Uma mãe italiana abriu um processo contra Meta e TikTok, responsabilizando as plataformas pela morte de sua filha de 12 anos. Segundo a família, a adolescente passou a consumir conteúdos relacionados a automutilação e depressão, impulsionados pelos algoritmos de recomendação, antes de cometer suicídio.
O caso, que ocorreu na Itália, ganhou repercussão internacional e reacendeu o debate sobre a responsabilidade das redes sociais na proteção de usuários menores. Irene Roggero Ugues, mãe da vítima, descreveu a transformação gradual da filha: "Em algum momento, pareceu ganhar vida própria, crescendo até sufocar o lado alegre e sociável dela — a parte mais brilhante", afirmou em entrevista.

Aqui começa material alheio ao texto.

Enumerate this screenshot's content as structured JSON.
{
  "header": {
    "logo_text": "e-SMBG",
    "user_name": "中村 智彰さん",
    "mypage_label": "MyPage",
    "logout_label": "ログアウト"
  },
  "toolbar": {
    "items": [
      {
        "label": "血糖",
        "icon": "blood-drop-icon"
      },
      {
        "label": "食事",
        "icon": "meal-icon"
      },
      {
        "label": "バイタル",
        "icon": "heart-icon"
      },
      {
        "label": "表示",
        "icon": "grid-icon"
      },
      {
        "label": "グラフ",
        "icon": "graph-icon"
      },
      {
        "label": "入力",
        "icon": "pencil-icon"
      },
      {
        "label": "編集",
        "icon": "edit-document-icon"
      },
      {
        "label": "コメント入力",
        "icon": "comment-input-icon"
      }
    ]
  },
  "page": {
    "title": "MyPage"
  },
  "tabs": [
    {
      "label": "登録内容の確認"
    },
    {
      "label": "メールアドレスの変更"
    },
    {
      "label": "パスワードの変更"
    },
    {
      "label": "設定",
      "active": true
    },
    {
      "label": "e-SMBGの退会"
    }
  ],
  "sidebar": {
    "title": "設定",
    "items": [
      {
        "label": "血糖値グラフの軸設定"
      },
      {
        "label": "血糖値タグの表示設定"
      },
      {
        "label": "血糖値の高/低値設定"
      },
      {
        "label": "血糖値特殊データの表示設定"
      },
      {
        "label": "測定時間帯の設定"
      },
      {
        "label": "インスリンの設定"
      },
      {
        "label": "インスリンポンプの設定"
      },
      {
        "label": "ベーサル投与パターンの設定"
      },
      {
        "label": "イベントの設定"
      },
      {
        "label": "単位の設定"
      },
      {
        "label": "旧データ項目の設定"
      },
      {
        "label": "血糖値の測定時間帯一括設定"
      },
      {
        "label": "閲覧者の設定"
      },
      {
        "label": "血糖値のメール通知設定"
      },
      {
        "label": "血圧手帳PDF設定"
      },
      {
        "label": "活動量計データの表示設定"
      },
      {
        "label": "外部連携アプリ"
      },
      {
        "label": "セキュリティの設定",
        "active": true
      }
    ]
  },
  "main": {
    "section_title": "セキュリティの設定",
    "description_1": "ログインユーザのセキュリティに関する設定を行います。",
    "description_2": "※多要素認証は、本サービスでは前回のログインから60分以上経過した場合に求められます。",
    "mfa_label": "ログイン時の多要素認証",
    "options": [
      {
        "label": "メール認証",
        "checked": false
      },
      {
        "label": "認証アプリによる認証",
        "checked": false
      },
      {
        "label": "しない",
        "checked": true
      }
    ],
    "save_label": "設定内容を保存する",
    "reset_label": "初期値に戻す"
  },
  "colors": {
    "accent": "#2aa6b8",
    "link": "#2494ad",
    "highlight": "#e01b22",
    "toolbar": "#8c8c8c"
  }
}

A acusação contra as plataformas
A ação judicial sustenta que Meta e TikTok não ofereceram proteção suficiente a menores, permitindo a exposição a conteúdos considerados de risco. Os autores da ação apontam diversos problemas:
- Reforço constante de conteúdos sensíveis — os algoritmos identificam interesses e amplificam materiais semelhantes, incluindo aqueles relacionados à tristeza e automutilação.
- Proteção insuficiente para menores — as ferramentas de segurança seriam inadequadas para evitar que adolescentes acessem conteúdo perigoso.
- Dificuldade de supervisão parental — mesmo com regras em casa, os pais relatam que os jovens conseguem contornar restrições com facilidade.
- Possível padrão de uso semelhante à dependência — mecanismos como curtidas e notificações podem ativar sistemas de recompensa no cérebro, especialmente em adolescentes.
- Exposição prolongada sem interrupção eficaz — os ciclos de recomendação criam um fluxo contínuo de conteúdo sensível.
A defesa das empresas
Meta e TikTok negam responsabilidade direta e destacam as medidas de segurança voltadas a adolescentes, como filtros de conteúdo e ferramentas específicas. As empresas afirmam que investem continuamente em proteção de jovens usuários. O caso segue em andamento na Justiça italiana.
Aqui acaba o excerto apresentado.